The initial treatment recommended for patients in Group E is dual bronchodilation with long-acting muscarinic antagonists (LAMAs) and long-acting β2-agonists (LABAs), regardless of the intensity of dyspnea or quality of life scores. For patients in Group E who are at high risk of exacerbations based on blood eosinophils of ≥300 cells/μL, initial treatment with triple therapy (inhaled corticosteroids [ICS] + LABA + LAMA) is recommended. Clinicians should also remain aware that patients with COPD who also have a diagnosis of asthma should be treated according to guidelines for asthma, with the mandatory use of ICS.

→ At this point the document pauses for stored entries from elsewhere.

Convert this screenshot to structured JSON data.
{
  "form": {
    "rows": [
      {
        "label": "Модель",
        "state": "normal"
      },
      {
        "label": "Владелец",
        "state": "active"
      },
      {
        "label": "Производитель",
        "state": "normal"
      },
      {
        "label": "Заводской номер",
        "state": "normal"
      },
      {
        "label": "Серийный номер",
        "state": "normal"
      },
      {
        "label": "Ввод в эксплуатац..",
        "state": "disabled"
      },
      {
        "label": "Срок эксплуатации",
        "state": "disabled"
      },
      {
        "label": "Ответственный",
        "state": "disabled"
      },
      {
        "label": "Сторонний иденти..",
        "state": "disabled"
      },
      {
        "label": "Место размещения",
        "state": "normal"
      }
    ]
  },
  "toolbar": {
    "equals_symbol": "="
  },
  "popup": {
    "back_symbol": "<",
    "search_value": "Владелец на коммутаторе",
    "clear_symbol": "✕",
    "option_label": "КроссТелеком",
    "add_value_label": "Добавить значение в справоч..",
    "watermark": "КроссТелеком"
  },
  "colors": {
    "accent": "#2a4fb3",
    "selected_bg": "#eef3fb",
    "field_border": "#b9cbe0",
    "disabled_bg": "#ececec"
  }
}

Triple therapy is also recommended as a follow-up treatment in patients with blood eosinophils of ≥100 cells/μL who continue to exacerbate while receiving LABA + LAMA and in patients with blood eosinophils ≥300 cells/μL who continue to exacerbate while receiving monotherapy. Patients receiving ICS + LABA who continue to experience exacerbations are also recommended to be escalated to triple therapy.

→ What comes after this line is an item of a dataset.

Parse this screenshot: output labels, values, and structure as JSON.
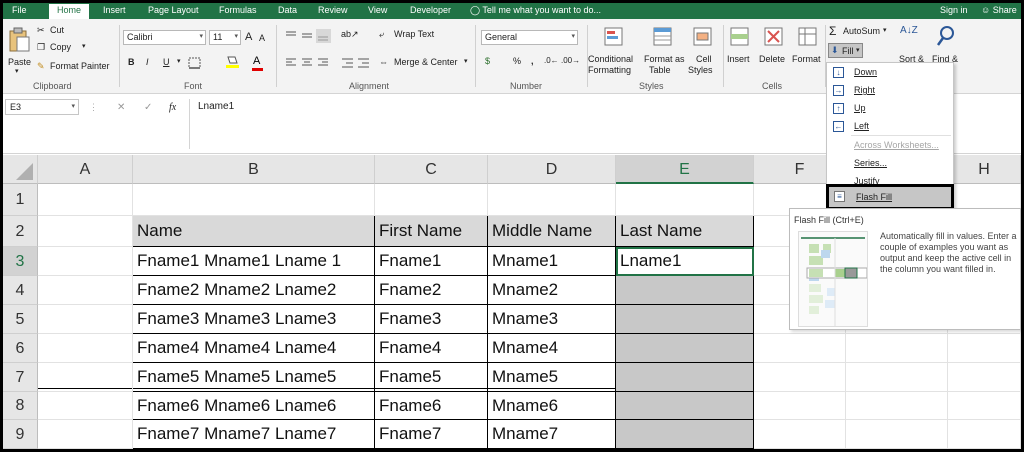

Finally, ICS + LABA has been removed from the initial treatment algorithm and the follow-up treatment algorithms for both dyspnea and exacerbations. However, it is recommended that ICS + LABA is an option for those patients with stable disease who are currently receiving this therapy combination. Escalation to other therapies should be considered for patients who have further exacerbations or major symptoms. ICS + LABA may also be appropriate for those patients in areas with limited access to triple therapy. Other recommendations within the initial and follow-up treatment algorithms remain unchanged.
Mortality Reduction as a Treatment Goal
A final significant change is an emphasis on mortality reduction as a treatment goal, with the addition of a new section, “Therapeutic interventions to reduce COPD mortality”. The GOLD 2023 report recognizes that triple therapy reduces mortality and exacerbations in patients with moderate-to-very-severe COPD and a prior history of exacerbations.14–17 The impact of non-pharmacological interventions on mortality, including pulmonary rehabilitation and long-term oxygen therapy, is also highlighted.
Implications for Clinical Practice
Definition of COPD
The latest updates to the definition of COPD may improve the management of patients with pre-COPD and PRISm. Smoking cessation and avoidance of risk factors are important in this group; dual bronchodilator therapy has been demonstrated to have little impact on respiratory symptoms in patients with a smoking history.18 Additional research and novel clinical trials are needed to identify interventions that will benefit this patient population.
Spirometry is essential for the diagnosis of COPD but remains underused and/or inaccessible in some settings, such as primary care.19–21 GOLD does not recommend the use of spirometry for the routine screening of patients with COPD. Instead, GOLD advocates the use of case-finding tools, such as PUMA, CAPTURE, COLA-6, and LFQ, in primary care to identify patients suitable for spirometric assessment.22,23 In contrast with screening, case finding is conducted among targeted groups (with symptoms and/or risk factors) instead of large populations, which is expected to increase the yield of COPD diagnoses and the cost-effectiveness of spirometry. Healthcare system approaches that may improve patient outcomes, particularly in primary care, include the timely identification of patients needing spirometry (based on their risk profile) and early control of risk factors (both smoking and non-smoking related), combined with appropriate treatment. Considering the use of accessible digital solutions and other technology to deploy case-finding tools would be helpful for clinicians.
The GOLD report highlights that, in addition to tobacco smoking, environmental pollutants and health inequality are significant contributing factors to COPD. The prevalence of these factors varies by region and/or setting, but in some regions, non-smoking related factors contribute approximately 50% of the attributable risk for COPD.5,24 The management of non-smoking related risk factors, including reduction of biomass exposure and air pollution, may support the reduction of COPD development and progression. The medical community should strongly consider engaging policymakers to create system-level policies to address these risk factors, with the goal of reducing the burden of COPD on health systems.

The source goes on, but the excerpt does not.